Comedian Erin Conroy: What A Week

Comedian Erin Conroy

Thursday, August 06, 2009

What A Week

I cannot wait for this week to be over. Not just because my bestie Melissa is coming into NYC for the weekend, but also because it has just been a monster of a week. The one bright spot was the Mets game I attended with some friends on Tuesday. It was a highlight because we had beer and hot dogs and fun, NOT because of the Mets. They stink on ice.

We were sitting in the "Promenade" section at the new Shea Stadium (F- off, Citibank), which is a fancy name for the nosebleeds. You can still see almost the entire field, so they're not bad seats at all. However we were fairly certain that the altitude was getting to us, because the most ridiculous things were appearing hilarious to us. For example, there was an advertisement over center field for a Planter's Peanuts "Nut Bar". I think I blacked out I was laughing so hard.
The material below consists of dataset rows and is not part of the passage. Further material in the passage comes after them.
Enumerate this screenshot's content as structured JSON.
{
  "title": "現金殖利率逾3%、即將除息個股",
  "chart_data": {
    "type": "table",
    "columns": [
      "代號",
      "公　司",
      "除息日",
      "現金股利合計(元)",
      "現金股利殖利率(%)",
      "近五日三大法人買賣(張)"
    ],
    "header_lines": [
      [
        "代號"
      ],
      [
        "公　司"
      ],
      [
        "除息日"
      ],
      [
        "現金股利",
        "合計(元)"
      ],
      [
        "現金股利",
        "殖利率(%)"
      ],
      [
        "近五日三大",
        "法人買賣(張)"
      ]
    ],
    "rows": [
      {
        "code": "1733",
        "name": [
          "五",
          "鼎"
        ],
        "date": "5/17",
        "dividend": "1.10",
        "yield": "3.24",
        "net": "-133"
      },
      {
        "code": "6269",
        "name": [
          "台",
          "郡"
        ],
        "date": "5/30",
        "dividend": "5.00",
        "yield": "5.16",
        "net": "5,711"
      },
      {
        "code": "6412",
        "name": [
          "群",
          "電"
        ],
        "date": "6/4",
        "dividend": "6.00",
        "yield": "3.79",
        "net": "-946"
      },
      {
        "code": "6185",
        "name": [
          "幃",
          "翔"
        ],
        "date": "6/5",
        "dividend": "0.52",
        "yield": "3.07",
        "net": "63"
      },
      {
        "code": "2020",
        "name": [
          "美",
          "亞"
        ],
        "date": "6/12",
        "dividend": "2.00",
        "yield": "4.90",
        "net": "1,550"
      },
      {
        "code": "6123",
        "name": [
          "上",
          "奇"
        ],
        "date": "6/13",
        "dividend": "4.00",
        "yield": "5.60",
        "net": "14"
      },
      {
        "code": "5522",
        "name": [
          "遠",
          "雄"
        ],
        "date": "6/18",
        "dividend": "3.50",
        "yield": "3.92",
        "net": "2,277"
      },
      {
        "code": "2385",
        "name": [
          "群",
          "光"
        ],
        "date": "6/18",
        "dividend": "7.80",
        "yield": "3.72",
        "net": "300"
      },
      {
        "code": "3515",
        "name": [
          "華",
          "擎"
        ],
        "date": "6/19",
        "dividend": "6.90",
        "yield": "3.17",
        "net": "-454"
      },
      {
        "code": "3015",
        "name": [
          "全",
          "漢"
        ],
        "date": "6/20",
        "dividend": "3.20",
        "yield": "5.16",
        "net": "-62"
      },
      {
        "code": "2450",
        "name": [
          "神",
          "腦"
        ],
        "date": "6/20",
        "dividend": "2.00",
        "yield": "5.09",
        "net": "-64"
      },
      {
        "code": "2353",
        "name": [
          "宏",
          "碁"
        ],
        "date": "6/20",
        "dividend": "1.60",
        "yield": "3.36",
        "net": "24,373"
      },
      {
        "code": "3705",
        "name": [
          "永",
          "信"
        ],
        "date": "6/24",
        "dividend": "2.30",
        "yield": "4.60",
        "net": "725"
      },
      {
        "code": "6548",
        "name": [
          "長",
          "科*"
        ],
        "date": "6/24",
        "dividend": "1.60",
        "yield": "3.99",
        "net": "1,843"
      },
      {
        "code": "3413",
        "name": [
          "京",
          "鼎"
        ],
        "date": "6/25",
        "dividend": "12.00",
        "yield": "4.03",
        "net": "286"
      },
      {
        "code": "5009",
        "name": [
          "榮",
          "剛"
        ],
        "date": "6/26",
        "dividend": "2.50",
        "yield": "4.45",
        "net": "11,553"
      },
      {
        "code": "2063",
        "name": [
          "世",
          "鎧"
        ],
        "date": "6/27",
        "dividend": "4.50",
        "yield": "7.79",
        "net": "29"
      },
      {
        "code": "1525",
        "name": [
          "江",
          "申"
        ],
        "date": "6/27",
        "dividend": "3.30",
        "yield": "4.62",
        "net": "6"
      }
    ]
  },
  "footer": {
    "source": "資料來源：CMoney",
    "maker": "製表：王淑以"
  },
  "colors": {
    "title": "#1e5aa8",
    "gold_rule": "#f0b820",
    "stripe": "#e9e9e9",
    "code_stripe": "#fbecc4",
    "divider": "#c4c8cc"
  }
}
Also, we were surrounded by a group of fiercely outspoken preteen boys. These young-uns were hollering important advice ("David Wright! Hit a home run!!") as well as ego-shattering taunts ("Throw the ball, don't scratch your balls!"). I felt like we were one poorly-organized chant away from total chaos.

You know who else made me feel old this week? The kid from Best Buy who helped me buy a mouse yesterday. I told him what kind of computer I had, and that I was having some trouble connecting to the internet*, and he nearly threw up all over me with disgust. "Lady! You've gotta UPGRADE! That computer is so oooold. You need to upgrade, seriously Lady. I can't believe you even wanna buy a new mouse for it, it's so old!"...etc. etc. I just stood there, eyes narrowed and imagining what it would be like to murder him and steal his youth to better stymie the crippling effects of age. I don't think I've ever been seriously called "Lady" in my entire life. It's worse than "maam" in my opinion, because it carries with it some very outdated and Southern connotations. Like this Best Buy rep thought I should be in a rocking chair on a porch somewhere talking about my preferred sweet tea recipe and saying "I do declare!" every time a young passerby didn't lift his hat when he walked by.

What's that? Why yes, I do get most of my stereotypes from cartoons.

* Yeah- when I have internet troubles, my first thought is "it must be the mouse". That's how computer-savvy I am. Shut up and eat your sloppy joe.


At 7:36 AM, Blogger Sara said...

Thank you for the Tuesday morning-I'm dreading the department meeting, laugh. This post is awesome!